La abogada María del Carmen Verdú lo expresó con precisión: asistimos a una etapa donde ya no se simula la excepción, sino que se la enuncia. Ya no hablamos de medidas encubiertas o de zonas grises de legalidad. Aquí el régimen se declara con claridad: se trata de una normalización del estado de excepción, con suprimir derechos en nombre del orden. La «seguridad» aparece, una vez más, como coartada para debilitar garantías constitucionales, diluir controles institucionales y habilitar un discurso de enemigos internos.
Este avance regulatorio también representa un acto de violencia simbólica. No solo porque invisibiliza la voz ciudadana en decisiones de altísimo impacto, sino porque naturaliza una pedagogía del miedo: ante la inseguridad, el arma; ante la diferencia, el control; ante el disenso, la represión. La historia constitucional argentina nos ha enseñado, a fuerza de heridas, que la seguridad sin legalidad se transforma en autoritarismo.
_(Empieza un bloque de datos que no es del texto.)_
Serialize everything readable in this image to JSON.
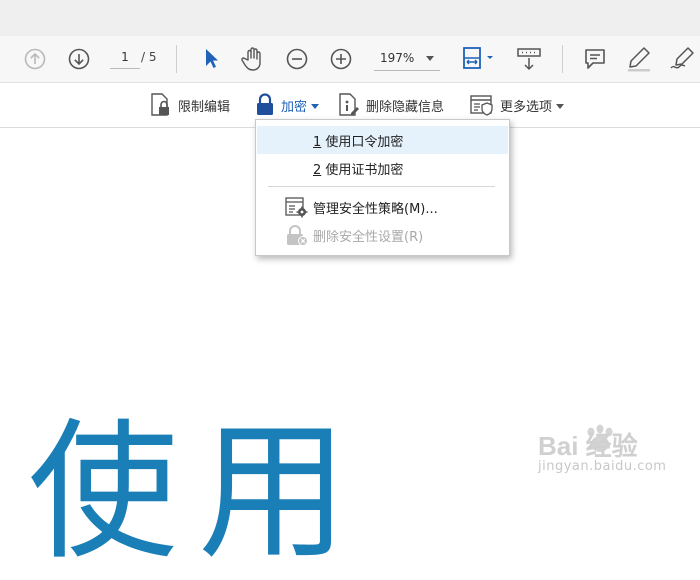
{
  "toolbar": {
    "page_current": "1",
    "page_total": "/ 5",
    "zoom": "197%",
    "icons": [
      "prev-page-icon",
      "next-page-icon",
      "select-arrow-icon",
      "hand-icon",
      "zoom-out-icon",
      "zoom-in-icon",
      "fit-page-icon",
      "scroll-mode-icon",
      "comment-icon",
      "highlight-pen-icon",
      "sign-icon"
    ]
  },
  "security_bar": {
    "restrict_edit": "限制编辑",
    "encrypt": "加密",
    "remove_hidden": "删除隐藏信息",
    "more_options": "更多选项"
  },
  "menu": {
    "item1_prefix": "1",
    "item1": " 使用口令加密",
    "item2_prefix": "2",
    "item2": " 使用证书加密",
    "item3": "管理安全性策略(M)...",
    "item4": "删除安全性设置(R)"
  },
  "document": {
    "big_text": "使用"
  },
  "watermark": {
    "logo": "Bai 经验",
    "url": "jingyan.baidu.com"
  },
  "colors": {
    "accent_blue": "#1a5fb4",
    "doc_text_blue": "#1a7fb6",
    "menu_highlight": "#e5f1fb"
  }
}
No hay política pública legítima sin sujeción al Estado de derecho. El control de armas, como cualquier potestad estatal que toca la vida y la muerte, exige mecanismos democráticos, debates legislativos y controles interinstitucionales. La habilitación extendida de armas de fuego al margen del Congreso no es una medida administrativa: es una decisión que reconfigura el modelo de sociedad. Y si el precio es la renuncia a los principios republicanos, entonces lo que está en juego ya no es solo el derecho a la vida o a la seguridad, sino la forma misma de nuestra convivencia democrática.